One of the key ways to reduce hydropower’s impacts is to think carefully about location. Dams that are built on the mainstream or on tributaries that are key to migratory fish will have much larger impacts. Avoiding these areas could go a long way towards helping the regional economies transition into a productive area that retains its healthy ecosystems.
Although there are some arguments that the developing world should be able to make the same mistakes the developed world did in terms of unsustainable hydropower dams, we are dealing with a very different situation now.

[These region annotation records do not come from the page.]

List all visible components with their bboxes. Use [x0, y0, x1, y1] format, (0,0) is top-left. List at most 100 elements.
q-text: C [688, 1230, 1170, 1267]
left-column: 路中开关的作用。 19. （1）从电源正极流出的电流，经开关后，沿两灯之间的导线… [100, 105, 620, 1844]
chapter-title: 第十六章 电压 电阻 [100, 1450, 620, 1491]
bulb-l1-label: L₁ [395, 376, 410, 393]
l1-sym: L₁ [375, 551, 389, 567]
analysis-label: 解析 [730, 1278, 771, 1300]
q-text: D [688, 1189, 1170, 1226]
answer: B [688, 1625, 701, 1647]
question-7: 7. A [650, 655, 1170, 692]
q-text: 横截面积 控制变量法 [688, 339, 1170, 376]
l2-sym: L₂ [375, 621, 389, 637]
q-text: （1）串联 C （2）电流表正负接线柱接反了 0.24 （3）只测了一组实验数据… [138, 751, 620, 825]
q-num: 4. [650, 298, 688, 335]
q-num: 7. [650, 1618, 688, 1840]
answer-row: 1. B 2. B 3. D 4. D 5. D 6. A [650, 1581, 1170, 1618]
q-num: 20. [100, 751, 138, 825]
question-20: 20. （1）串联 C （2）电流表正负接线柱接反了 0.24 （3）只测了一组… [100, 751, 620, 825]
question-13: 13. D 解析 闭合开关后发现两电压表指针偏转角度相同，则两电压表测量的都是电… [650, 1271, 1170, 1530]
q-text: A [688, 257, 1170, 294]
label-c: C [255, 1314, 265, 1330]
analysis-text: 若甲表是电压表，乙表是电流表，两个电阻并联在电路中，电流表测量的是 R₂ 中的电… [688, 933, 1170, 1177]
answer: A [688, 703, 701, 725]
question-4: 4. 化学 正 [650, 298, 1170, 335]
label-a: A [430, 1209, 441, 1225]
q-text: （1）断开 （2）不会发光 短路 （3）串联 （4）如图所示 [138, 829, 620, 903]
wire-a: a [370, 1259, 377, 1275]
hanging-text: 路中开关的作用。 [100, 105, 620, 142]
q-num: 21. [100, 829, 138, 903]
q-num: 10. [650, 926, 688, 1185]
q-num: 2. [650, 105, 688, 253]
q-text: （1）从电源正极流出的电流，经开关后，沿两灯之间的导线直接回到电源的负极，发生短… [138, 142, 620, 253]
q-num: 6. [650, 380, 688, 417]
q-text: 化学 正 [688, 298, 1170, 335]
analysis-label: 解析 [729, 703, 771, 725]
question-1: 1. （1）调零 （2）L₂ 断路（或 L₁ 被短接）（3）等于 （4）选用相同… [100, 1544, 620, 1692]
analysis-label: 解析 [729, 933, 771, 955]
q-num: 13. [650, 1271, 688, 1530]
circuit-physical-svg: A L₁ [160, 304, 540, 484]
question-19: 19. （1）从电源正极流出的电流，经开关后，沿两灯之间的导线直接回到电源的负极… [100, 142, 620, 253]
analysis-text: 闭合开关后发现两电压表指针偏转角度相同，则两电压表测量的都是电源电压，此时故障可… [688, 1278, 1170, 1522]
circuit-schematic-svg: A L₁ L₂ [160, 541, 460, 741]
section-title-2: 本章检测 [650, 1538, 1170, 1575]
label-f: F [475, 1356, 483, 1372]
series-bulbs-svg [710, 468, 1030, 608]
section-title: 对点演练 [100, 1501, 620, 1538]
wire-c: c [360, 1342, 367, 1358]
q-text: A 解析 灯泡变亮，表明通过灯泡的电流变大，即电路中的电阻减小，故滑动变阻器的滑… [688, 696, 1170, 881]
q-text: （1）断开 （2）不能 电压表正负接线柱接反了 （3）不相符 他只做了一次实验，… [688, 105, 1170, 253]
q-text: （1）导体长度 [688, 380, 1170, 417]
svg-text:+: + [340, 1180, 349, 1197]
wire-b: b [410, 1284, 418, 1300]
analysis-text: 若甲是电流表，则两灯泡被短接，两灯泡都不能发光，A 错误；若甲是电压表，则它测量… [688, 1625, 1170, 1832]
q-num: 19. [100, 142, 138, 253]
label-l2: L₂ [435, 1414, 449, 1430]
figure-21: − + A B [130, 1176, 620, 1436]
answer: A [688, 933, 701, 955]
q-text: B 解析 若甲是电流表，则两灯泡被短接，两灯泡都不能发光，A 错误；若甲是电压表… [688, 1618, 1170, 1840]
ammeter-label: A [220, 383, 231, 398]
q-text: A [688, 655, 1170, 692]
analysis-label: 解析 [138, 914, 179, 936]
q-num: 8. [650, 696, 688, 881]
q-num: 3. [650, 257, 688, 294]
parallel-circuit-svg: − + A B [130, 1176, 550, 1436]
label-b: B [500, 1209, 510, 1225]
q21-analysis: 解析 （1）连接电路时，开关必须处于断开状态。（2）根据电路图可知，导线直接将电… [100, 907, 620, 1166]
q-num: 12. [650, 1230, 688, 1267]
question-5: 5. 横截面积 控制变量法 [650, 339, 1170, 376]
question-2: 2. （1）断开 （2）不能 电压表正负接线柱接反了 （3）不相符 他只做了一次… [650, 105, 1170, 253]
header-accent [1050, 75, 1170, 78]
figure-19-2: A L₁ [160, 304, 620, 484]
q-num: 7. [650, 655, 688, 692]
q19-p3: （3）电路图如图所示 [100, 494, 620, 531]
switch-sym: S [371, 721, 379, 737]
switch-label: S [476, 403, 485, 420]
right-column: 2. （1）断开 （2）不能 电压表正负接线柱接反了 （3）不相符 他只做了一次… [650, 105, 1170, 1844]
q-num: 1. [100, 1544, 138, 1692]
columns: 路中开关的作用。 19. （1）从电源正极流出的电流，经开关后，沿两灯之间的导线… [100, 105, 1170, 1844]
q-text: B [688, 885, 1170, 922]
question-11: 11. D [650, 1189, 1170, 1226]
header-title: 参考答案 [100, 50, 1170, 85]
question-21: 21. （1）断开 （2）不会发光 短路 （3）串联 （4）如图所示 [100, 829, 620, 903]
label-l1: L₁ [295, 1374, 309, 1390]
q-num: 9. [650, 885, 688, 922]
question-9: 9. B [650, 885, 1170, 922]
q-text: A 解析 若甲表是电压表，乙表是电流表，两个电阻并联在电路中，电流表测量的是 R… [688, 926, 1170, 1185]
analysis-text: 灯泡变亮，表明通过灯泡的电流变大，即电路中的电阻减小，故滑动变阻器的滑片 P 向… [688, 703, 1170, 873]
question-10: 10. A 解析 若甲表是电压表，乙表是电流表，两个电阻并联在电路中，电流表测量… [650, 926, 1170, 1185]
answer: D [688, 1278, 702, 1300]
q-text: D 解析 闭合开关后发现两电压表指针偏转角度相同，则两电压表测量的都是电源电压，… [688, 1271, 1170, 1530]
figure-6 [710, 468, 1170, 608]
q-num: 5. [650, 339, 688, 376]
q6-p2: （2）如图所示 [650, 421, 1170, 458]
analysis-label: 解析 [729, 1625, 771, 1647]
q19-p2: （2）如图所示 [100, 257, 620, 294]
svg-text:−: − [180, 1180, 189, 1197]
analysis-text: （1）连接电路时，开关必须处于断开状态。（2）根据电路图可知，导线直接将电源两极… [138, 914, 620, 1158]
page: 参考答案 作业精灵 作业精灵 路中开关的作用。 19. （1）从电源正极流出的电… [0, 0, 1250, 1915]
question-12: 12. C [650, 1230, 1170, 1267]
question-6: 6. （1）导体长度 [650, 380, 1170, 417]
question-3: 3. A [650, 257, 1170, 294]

Most of the world’s remaining hydropower potential sits within a few thousand kilometres of the equator. This area contains much of the last remaining pockets of high biodiversity, many unstudied flora and fauna and is also home to large populations of ethnic minorities.
We know that what we stand to lose by unsustainable development is enormous, and there is still so much we don’t know. While hydropower is closely wrapped up in politics and economics, there is still much that can be done to improve decision-making. Unfortunately, much of political decision making around the world still places little value on the environment and is focused on the short-term.
If the Mekong is to continue to provide ecosystem services to millions and be the ‘rice basket’ of the region then we need policymakers to think more about long-term impacts than short-term gains.